M. Leclerc: S'il y en a une, elle est tellement petite que ça ne vaut pas la peine d'en parler.

M. Simard: C'est ça. M. Leclerc: Ça va.

Le Président (M. Saint-Roch): Je vous remercie, M. le député de Taschereau. Mme la députée de Taillon.

Mme Marois: Moi, j'ai pas mal passé à travers les questions que je voulais soulever. Comme sans doute vous le savez, on a fait valoir notre point de vue dès le départ de la commission en disant: On ne va pas créer de fausses attentes ou leurrer les personnes; voilà notre point de vue, essayez de nous convaincre du contraire si vous ne partagez pas ce point de vue là. Et comme je partage plutôt celui que vous défendez, ça m'a permis de vérifier un certain nombre d'éléments qu'affirment d'autres groupes qui, eux, pensent autrement. Alors, je vous remercie de la contribution et de l'éclairage que vous nous avez apportés. Et je suis persuadée qu'à cet égard-là, ça a sûrement aidé beaucoup d'autres membres de la commission aussi, particulièrement sur la question des travailleurs et des travailleuses. Merci.

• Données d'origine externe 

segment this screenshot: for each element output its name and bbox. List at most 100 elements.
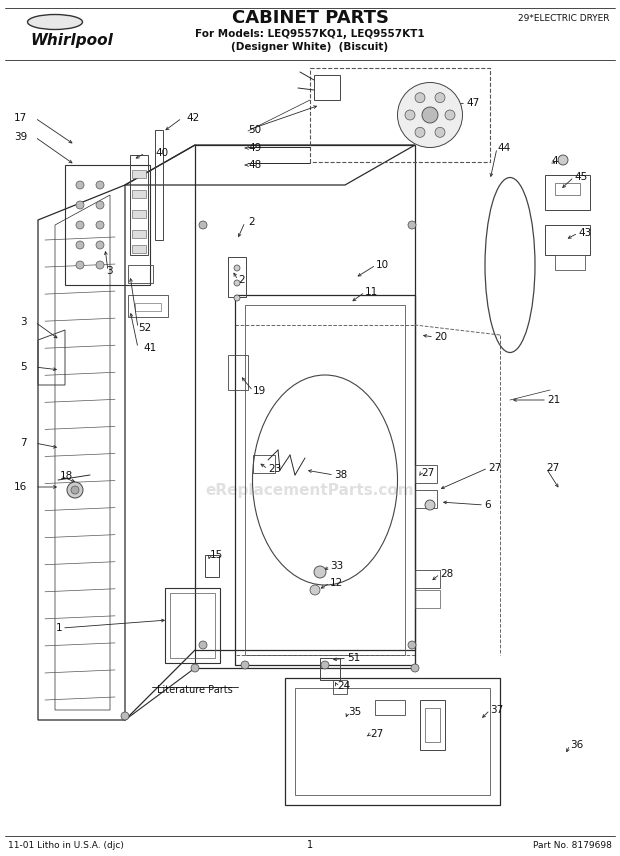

Le Président (M. Saint-Roch): Merci, Mme la députée de Taillon. M. le ministre.

M. Tremblay (Outremont): Me Noël, MM. Gagné, Bouchard, Picard et Simard, je vous remercie beaucoup pour la discussion franche que nous avons eue. On va prendre en considération vos représentations dans la décision qu'on sera appelés à prendre. Merci beaucoup.

Le Président (M. Saint-Roch): Messieurs les porte-parole du Regroupement des coopératives de consommateurs de la province de Québec, je tiens à étendre nos remerciements au nom de tous les parlementaires, pour les apports aux travaux de cette commission. Sur ceci, la commission de l'économie et du travail ajourne ses travaux à dix heures demain matin.